Muitas de suas decisões viravam leis e definiram o caráter democrático inicial
da Revolução.
Com a tomada do poder pelos bolcheviques em
outubro, engolfando vários grupos e
movimentos sociais, o Partido ganhou corpo e, aos poucos, foi fazendo
compromissos de poder, acabando por sufocar gradualmente os sovietes, impondo
uma ditadura. O Partido Bolchevique mudou então de nome, tornando-se Partido
Comunista.
Foi o começo de um Termidor no seio da
revolução russa, uma restauração de poderes imperiais e autocráticos e das
instituições como a Duma, o Judiciário e a divisão dos ministérios ao estilo
tradicional, além do férreo Executivo, agora exercido pelo Secretário Geral do
Partido. Essas instituições tornaram-se a fachada de uma caricatura de
República (chamada de "Soviética"), mas exercida por um outro poder
paralelo (e real), que era a nova classe dominante. O Partido era um
instrumento poderoso desses novos autocratas, mas foi, nesse momento, menos do
que um poder em si mesmo, pois os seus militantes também foram submetidos a uma
disciplina e a uma hierarquia rígidas.
No stalinismo, a expressão "união
soviética" tornou-se meramente simbólica. Os sovietes foram esmagados, a democracia de
baixo para cima acabou castrada e a hegemonia era exercida por uma férrea
burocracia que se constituiu na classe dominante. A supressão dos sovietes é
que levou ao famoso "socialismo real" de Leonid Brezhnev e outros,
comandado pelos "comissários do povo", os gerentes de empresas (que
hoje formam, em parte, a nova burguesia russa sob o capitalismo), o
estamento militar e os líderes políticos.

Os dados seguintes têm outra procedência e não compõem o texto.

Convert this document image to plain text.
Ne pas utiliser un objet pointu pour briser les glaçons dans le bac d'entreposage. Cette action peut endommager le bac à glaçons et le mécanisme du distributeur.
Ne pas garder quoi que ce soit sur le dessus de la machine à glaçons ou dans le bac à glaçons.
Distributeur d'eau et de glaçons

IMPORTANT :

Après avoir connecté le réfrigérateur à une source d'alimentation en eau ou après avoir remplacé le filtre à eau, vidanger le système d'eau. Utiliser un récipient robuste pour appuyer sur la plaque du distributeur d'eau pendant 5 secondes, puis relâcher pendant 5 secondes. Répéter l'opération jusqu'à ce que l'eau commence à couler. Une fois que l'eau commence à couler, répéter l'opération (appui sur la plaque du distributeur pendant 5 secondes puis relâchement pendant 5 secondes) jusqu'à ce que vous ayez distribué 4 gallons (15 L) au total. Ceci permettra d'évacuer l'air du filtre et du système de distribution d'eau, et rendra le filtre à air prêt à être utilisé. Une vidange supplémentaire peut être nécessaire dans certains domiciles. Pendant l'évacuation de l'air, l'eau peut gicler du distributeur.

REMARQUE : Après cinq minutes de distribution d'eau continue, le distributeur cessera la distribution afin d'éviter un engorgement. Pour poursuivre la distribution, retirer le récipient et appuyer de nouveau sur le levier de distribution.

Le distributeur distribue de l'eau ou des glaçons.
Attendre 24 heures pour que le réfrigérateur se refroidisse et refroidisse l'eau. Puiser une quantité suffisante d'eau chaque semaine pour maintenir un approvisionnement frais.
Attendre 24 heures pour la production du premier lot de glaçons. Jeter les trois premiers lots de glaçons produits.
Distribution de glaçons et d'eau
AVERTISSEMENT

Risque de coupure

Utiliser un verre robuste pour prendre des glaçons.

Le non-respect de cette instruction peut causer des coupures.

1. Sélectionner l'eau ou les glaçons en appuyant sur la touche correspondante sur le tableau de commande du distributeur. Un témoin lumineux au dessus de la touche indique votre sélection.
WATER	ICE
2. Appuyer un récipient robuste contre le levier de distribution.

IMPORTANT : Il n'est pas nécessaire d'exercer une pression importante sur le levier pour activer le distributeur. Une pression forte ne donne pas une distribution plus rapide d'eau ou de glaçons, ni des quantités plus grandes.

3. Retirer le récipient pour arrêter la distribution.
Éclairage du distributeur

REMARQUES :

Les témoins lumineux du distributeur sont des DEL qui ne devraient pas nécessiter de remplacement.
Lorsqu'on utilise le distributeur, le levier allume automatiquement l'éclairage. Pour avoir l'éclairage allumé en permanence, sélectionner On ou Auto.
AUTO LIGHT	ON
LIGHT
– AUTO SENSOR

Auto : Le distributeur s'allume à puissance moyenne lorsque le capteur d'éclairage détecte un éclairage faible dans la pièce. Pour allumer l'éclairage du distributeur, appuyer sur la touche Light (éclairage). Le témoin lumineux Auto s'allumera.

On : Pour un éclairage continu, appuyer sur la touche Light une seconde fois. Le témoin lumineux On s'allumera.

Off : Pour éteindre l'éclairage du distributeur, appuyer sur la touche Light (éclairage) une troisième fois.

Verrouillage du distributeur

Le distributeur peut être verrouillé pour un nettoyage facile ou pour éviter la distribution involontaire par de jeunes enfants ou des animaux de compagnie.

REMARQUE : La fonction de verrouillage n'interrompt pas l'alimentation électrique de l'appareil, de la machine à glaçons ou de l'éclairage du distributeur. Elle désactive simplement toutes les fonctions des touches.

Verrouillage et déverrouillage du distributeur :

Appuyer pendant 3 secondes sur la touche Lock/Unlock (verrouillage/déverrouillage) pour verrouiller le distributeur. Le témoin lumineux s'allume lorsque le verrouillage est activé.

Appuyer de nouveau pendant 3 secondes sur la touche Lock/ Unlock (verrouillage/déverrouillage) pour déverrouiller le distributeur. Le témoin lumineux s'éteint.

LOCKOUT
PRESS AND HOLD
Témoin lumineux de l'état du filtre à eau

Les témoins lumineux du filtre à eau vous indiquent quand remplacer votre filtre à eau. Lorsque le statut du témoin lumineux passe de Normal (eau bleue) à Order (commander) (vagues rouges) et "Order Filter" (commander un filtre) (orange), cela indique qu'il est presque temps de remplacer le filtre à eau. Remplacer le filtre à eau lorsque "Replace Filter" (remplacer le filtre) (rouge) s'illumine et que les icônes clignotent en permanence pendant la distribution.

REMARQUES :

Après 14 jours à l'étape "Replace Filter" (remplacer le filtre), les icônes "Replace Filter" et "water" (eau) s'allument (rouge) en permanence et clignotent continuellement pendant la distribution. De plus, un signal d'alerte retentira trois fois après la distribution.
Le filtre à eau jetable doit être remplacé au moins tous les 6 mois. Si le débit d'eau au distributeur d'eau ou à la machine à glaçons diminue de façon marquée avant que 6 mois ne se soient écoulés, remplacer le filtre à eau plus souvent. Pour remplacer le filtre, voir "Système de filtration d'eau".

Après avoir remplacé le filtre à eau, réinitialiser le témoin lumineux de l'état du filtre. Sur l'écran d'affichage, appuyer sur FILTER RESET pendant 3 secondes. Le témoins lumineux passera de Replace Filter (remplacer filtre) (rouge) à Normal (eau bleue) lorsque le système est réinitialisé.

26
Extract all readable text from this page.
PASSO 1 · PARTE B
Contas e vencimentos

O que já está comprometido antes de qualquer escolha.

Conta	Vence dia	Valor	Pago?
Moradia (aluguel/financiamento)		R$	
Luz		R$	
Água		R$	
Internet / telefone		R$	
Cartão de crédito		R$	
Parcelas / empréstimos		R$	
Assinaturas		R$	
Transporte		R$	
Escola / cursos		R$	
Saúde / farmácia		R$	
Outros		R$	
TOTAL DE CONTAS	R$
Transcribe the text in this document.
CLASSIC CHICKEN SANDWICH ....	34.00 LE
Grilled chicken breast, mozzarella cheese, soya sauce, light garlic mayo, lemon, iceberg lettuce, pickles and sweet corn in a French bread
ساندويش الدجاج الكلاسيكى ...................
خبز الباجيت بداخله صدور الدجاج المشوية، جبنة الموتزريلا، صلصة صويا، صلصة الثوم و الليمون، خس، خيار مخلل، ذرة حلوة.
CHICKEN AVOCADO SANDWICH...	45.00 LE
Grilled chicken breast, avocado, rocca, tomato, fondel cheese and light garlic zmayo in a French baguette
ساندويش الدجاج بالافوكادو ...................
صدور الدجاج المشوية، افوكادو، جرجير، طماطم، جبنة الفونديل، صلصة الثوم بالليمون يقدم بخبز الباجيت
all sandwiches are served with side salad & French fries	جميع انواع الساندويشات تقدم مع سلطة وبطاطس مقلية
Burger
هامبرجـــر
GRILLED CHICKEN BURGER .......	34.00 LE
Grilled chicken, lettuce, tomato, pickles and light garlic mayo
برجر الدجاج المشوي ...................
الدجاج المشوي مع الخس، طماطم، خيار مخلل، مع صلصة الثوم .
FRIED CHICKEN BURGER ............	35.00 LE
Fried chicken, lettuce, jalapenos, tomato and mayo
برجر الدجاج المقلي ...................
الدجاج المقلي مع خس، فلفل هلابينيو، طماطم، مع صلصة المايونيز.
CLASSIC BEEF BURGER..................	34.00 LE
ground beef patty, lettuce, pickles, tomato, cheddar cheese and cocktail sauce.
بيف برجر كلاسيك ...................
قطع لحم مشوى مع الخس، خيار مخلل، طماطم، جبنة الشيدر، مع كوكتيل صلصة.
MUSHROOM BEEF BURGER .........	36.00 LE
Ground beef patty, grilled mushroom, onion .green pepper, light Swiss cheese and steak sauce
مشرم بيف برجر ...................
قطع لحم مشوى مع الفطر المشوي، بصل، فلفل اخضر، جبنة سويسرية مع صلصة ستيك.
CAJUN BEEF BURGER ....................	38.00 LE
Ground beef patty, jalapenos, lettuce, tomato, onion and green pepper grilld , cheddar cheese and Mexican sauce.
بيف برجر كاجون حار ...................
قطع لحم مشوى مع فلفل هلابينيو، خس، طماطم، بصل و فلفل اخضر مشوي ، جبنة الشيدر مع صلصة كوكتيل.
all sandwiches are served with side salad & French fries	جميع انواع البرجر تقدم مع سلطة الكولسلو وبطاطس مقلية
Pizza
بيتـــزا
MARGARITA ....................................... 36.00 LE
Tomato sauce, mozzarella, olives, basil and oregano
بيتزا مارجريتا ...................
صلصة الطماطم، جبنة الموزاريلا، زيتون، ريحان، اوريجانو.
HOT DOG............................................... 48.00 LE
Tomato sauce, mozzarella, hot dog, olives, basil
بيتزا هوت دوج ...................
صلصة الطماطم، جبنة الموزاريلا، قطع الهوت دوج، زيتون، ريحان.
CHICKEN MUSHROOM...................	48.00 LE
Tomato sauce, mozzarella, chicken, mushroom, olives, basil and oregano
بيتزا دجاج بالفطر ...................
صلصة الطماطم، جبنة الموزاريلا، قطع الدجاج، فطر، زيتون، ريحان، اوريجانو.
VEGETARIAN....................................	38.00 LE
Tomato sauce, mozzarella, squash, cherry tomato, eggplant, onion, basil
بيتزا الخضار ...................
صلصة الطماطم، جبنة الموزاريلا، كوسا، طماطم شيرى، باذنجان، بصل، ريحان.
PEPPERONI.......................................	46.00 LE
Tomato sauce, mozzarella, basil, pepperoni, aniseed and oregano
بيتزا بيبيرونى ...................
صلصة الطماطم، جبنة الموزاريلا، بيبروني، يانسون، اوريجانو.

Não foi, portanto, o Partido o dono exclusivo do poder, mas os burocratas que
se valiam dele para ter salários altos, o comando das fábricas e do campo
"coletivizado", privilégios e luxos quase ao nível da Corte czarista.
Um
pouco mais de estudo da História ajudaria
a entender a diferença entre os sovietes e o decreto para regular a
participação do povo e dos chamados movimentos sociais.
Para começar, uma diferença fundamental : o
decreto abre a "possibilidade de criação de conselhos"
representativos da sociedade e lhes oferece um espaço público. Não cria nenhum;
abre caminho para que as comunidade os criem. Em segundo lugar, o diferencial
mais importante: esses conselhos, se criados, seriam um canal consultivo, mas
não deliberativo ( com exceção, parece, do Conselho da Criança e do
Adolescente).
O decreto da presidente não tem nada a ver
com sovietes, até porque não estamos em revolução. É uma tentativa, a segunda
em um ano, de responder positivamente às reclamações da sociedade civil nas
manifestações de junho de 2013. O que mais se pedia nas ruas, entre
reivindicações de salários, tarifas e melhoria das cidades, era uma Reforma
Política, que , uma vez realizada, seria a mãe de todas as reformas.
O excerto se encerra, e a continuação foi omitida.